Alessandra Martines
Alessandra Martines (* 19. September 1963) ist eine italienisch-französische Tänzerin und Schauspielerin, die hauptsächlich im englisch-, französisch- und italienischsprachigen Raum arbeitet. Sie begann ihre Karriere früh mit Ballett auf Opernbühnen in der Schweiz, Frankreich, den USA und später in Italien, bevor sie in den 1980er-Jahren Hauptrollen in Fernsehproduktionen von Ballett- und Unterhaltungssendungen der RAI (dem italienischen öffentlich-rechtlichen Rundfunk) übernahm.
Bekannt wurde sie vor allem durch ihre Hauptrolle in der Kult-Filmreihe „Fantaghirò“, die aus fünf Filmen (1991–1996) besteht und auch 2020 noch regelmäßig in ganz Europa wiederholt wurde, sowie durch ihre Mitwirkung in Autorenfilmen wie den neun Filmen von Claude Lelouch, mit dem sie bis 2009 verheiratet war.

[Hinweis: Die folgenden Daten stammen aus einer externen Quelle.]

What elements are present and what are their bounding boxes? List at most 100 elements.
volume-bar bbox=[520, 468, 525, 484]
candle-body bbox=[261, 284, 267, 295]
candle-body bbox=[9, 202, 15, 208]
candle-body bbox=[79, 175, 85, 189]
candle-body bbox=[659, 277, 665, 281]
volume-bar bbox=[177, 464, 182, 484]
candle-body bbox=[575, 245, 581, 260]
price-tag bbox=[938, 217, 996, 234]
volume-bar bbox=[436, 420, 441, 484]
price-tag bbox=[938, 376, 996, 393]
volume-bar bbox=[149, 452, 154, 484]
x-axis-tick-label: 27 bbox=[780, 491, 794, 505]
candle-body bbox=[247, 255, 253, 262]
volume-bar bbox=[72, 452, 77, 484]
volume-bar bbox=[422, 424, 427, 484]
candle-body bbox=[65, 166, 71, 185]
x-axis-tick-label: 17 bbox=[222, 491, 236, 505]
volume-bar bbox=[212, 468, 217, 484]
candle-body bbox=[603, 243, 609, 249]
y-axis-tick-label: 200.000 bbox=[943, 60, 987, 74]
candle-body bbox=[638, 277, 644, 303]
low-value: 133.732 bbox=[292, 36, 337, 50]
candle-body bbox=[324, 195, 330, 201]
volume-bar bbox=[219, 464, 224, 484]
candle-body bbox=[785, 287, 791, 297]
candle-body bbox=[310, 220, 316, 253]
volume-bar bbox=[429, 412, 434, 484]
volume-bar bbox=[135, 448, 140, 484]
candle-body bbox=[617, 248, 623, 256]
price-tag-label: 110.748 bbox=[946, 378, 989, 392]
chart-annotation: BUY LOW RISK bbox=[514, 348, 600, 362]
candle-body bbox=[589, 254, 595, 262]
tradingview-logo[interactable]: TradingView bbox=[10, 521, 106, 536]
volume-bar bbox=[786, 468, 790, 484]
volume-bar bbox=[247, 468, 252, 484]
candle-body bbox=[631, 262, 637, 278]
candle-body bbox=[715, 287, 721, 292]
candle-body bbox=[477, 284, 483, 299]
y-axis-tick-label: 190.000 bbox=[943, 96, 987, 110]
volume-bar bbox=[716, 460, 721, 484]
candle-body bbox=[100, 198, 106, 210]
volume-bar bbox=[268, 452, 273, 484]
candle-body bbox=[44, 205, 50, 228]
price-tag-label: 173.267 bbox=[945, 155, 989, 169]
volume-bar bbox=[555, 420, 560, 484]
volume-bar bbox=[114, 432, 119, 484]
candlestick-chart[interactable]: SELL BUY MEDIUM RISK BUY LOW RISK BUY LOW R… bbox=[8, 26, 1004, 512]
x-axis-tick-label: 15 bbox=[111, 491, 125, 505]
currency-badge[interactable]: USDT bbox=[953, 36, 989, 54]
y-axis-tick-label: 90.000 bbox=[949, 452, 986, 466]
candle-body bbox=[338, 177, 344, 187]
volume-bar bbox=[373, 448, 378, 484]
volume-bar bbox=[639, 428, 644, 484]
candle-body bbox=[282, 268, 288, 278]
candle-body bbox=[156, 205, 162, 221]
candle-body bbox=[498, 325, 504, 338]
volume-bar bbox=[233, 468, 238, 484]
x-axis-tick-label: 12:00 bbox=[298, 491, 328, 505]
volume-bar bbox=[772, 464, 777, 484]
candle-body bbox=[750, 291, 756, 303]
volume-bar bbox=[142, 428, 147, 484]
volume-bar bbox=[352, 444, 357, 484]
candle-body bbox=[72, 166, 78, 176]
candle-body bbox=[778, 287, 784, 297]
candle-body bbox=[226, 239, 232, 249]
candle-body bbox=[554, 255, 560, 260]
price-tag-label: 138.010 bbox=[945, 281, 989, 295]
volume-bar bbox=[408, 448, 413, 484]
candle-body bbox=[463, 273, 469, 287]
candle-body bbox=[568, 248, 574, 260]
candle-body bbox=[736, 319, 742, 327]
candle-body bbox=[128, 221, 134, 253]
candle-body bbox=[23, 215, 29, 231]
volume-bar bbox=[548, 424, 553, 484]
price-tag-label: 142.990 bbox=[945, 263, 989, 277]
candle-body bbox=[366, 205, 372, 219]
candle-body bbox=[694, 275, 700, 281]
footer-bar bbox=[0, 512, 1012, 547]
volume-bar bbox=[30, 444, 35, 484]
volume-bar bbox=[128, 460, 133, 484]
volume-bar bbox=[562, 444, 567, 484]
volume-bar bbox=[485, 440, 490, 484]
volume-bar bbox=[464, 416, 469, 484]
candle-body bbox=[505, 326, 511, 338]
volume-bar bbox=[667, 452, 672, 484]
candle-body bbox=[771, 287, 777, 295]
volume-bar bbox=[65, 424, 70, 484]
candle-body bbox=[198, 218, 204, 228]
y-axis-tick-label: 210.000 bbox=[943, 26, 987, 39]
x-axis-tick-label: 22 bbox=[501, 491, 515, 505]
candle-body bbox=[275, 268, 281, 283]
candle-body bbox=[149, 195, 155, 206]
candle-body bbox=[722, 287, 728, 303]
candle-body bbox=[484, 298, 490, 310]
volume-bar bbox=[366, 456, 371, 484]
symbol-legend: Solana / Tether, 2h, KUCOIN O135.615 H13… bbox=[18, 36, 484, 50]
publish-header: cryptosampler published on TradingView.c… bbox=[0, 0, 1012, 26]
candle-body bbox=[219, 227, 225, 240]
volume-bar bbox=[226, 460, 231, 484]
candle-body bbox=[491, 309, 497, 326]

Sie erhielt zahlreiche Auszeichnungen, darunter den Telegatto als Beste Schauspielerin für „Die Höhle der Goldenen Rose“ (1991), den Grolla d’oro für „Edda“ (2005), den Silbernen Hugo als Beste Schauspielerin beim Chicago International Film Festival (1998) für „Zufall“, den Diamanti al Cinema Award in Cannes (2007) und den Europäischen Golden Globe 2009 in Rom. 2008 wurde sie vom französischen Staatspräsidenten zum Ritter des Ordre national du Mérite ernannt. Sie erhielt 2014 den Kineo Award für ihr Lebenswerk bei den 71. Internationalen Filmfestspielen von Venedig.